The UK study from Oxford Economics, supported by the UK Film Council and Pinewood Shepperton, suggests the $247m (£120m) annual cost of the new film tax credit will bring in billions in revenue. The UK film industry generated an estimated $8.9bn (£4.3bn) last year. It never hurts to remind governments that film these days punches its weight.

But can we judge the success of a national film industry on the numbers brought in by studio productions through subsidies and incentives'

That rather depends on one's view of the trickle-down effect of winning Hollywood productions. The studios have a financial base that cannot remotely be matched elsewhere in the world. Their money brings jobs and allows for the creation of a strong infrastructure of facilities and skills that attracts yet more production.

But dependence on that money comes with a risk. Manufacturing has shown how ecumenical global industries are about location. The lure of, say, China in manufacturing and India in technology services has become irresistible even to brands that once boasted the closest ties to their mother countries.

The health of a film industry needs to be based on more than its current ability to win big shoots. Much of the justification for state incentives, for example, is based on 'culture'.

There's some realpolitik going on there, of course. Subsidising business is a no-no in today's globalised markets. Cultural diversity, on the other hand, is accepted by the vast majority of countries as the exception to the rule on incentives.

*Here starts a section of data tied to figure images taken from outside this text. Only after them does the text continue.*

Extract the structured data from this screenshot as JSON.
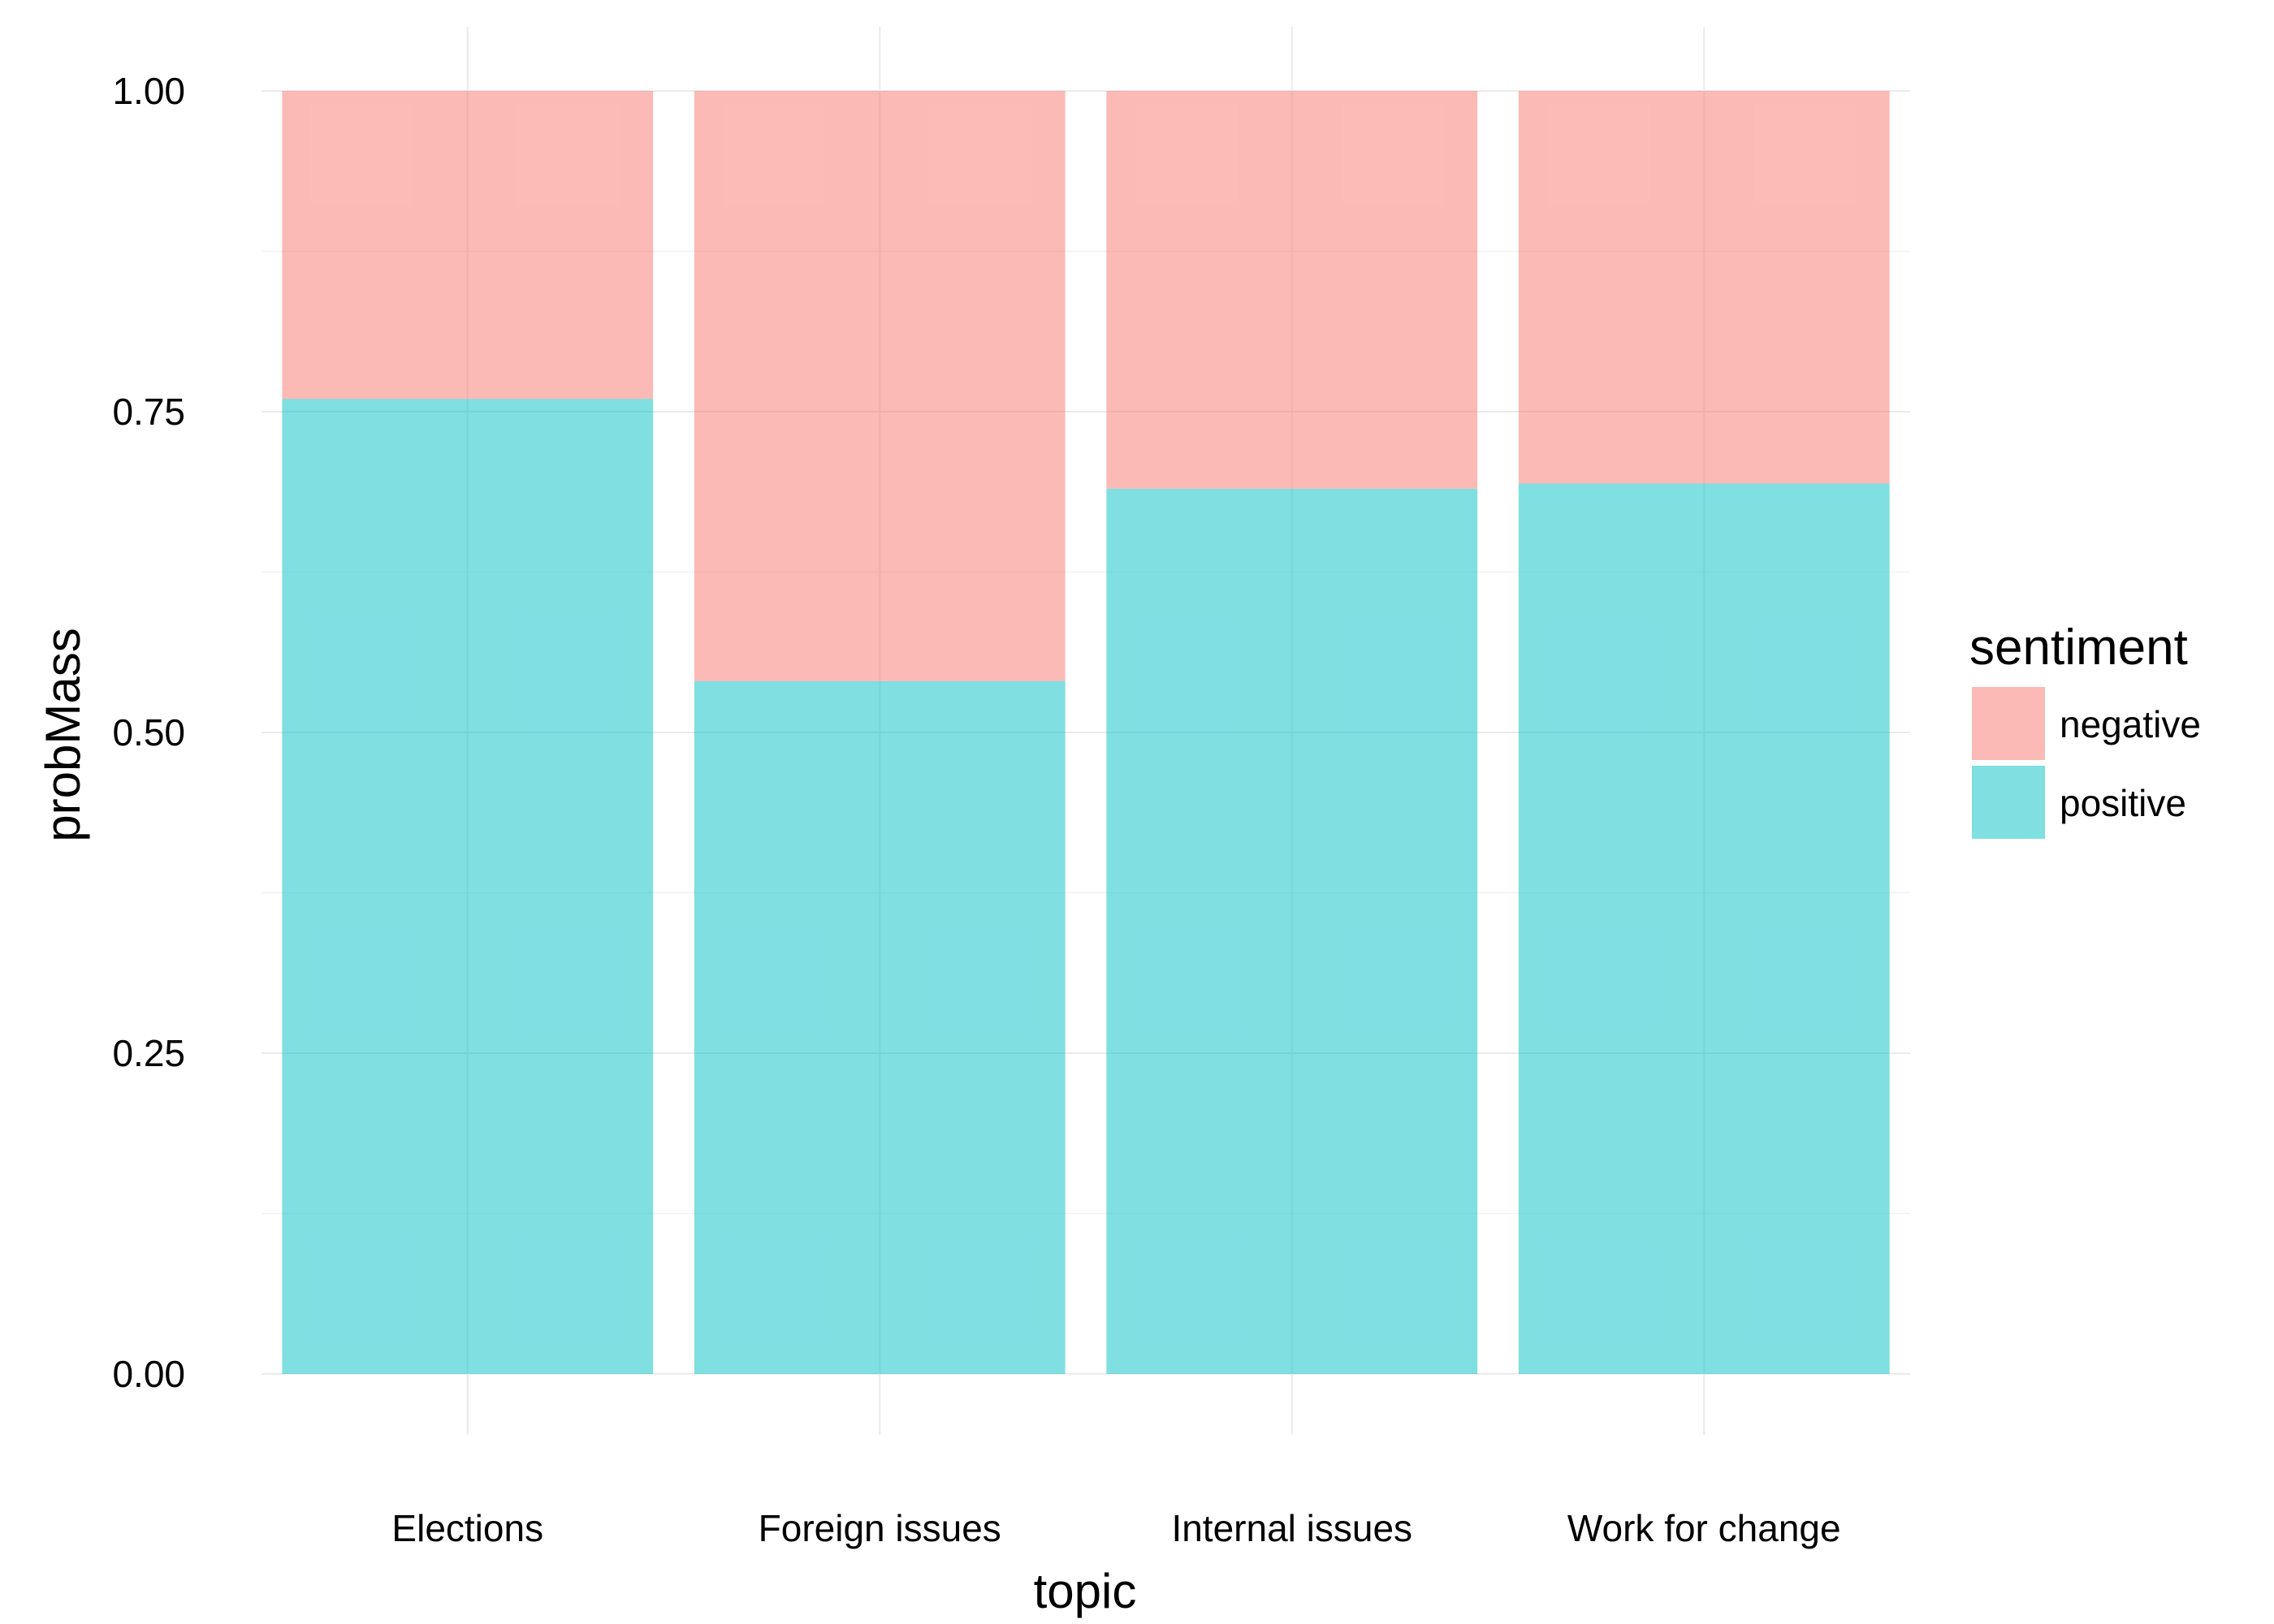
{
  "chart_data": {
    "type": "bar",
    "stacked": true,
    "title": "",
    "xlabel": "topic",
    "ylabel": "probMass",
    "categories": [
      "Elections",
      "Foreign issues",
      "Internal issues",
      "Work for change"
    ],
    "series": [
      {
        "name": "negative",
        "values": [
          0.24,
          0.46,
          0.31,
          0.306
        ],
        "color": "#F8766D"
      },
      {
        "name": "positive",
        "values": [
          0.76,
          0.54,
          0.69,
          0.694
        ],
        "color": "#00BFC4"
      }
    ],
    "ylim": [
      0,
      1
    ],
    "yticks": [
      "0.00",
      "0.25",
      "0.50",
      "0.75",
      "1.00"
    ],
    "grid": true,
    "legend": {
      "title": "sentiment",
      "position": "right",
      "entries": [
        "negative",
        "positive"
      ]
    },
    "bar_opacity": 0.5
  }
}
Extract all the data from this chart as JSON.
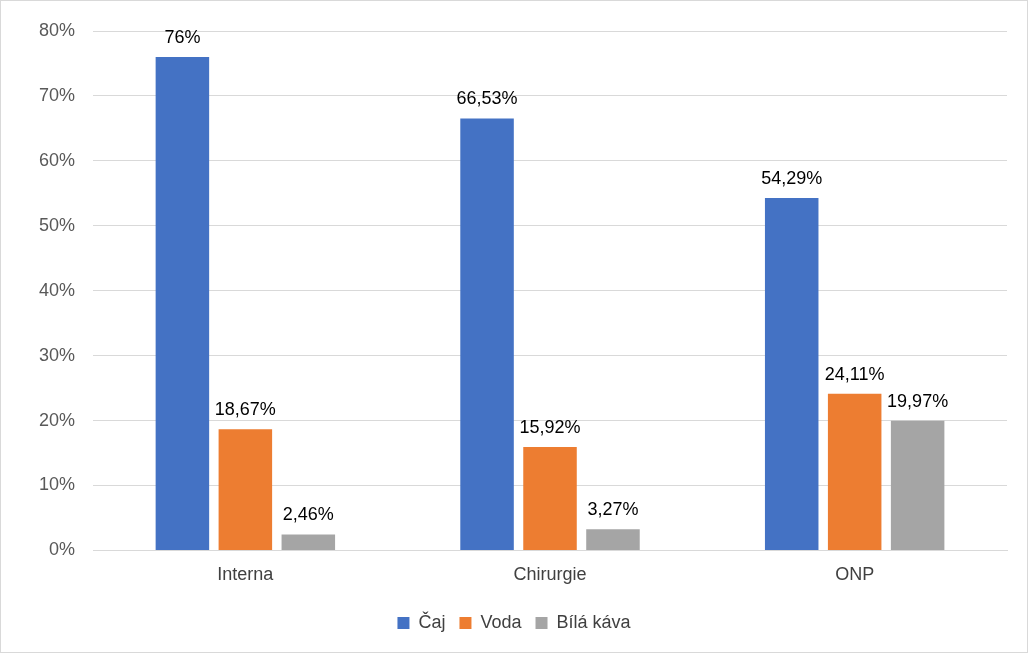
{
  "chart_data": {
    "type": "bar",
    "categories": [
      "Interna",
      "Chirurgie",
      "ONP"
    ],
    "series": [
      {
        "name": "Čaj",
        "color": "#4472c4",
        "values": [
          76,
          66.53,
          54.29
        ],
        "value_labels": [
          "76%",
          "66,53%",
          "54,29%"
        ]
      },
      {
        "name": "Voda",
        "color": "#ed7d31",
        "values": [
          18.67,
          15.92,
          24.11
        ],
        "value_labels": [
          "18,67%",
          "15,92%",
          "24,11%"
        ]
      },
      {
        "name": "Bílá káva",
        "color": "#a5a5a5",
        "values": [
          2.46,
          3.27,
          19.97
        ],
        "value_labels": [
          "2,46%",
          "3,27%",
          "19,97%"
        ]
      }
    ],
    "ylim": [
      0,
      80
    ],
    "yticks": [
      {
        "value": 0,
        "label": "0%"
      },
      {
        "value": 10,
        "label": "10%"
      },
      {
        "value": 20,
        "label": "20%"
      },
      {
        "value": 30,
        "label": "30%"
      },
      {
        "value": 40,
        "label": "40%"
      },
      {
        "value": 50,
        "label": "50%"
      },
      {
        "value": 60,
        "label": "60%"
      },
      {
        "value": 70,
        "label": "70%"
      },
      {
        "value": 80,
        "label": "80%"
      }
    ],
    "grid": "y",
    "legend": "bottom"
  }
}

There is a danger, therefore, that governments pay lip service to diversity. Culture can sometimes mean whatever national cliche happens to play well to overseas audiences. A healthy film industry, though, is one that can nourish its roots, convincing people from a wide range of national experiences to use film to tell their stories, in their own languages.

The biggest question in that respect isn't production but distribution. Subsidy tends to concentrate on the making of films, largely because of the prohibitive costs of the technology. Now that costs are coming down with digital technology and new media distribution, matching talent to audiences ought to be a primary goal.

The economic potential for the creative industries is too dependent on the bottleneck of theatrical distribution. The result is that films cannot achieve their potential because they are placed in an artificial divide between commercial and arthouse, not based on some inherent cultural difference but on available screen space.

That should surely now be an obsession for national industries because the scarcest commodity in future won't be government funding but the age-old one of talent.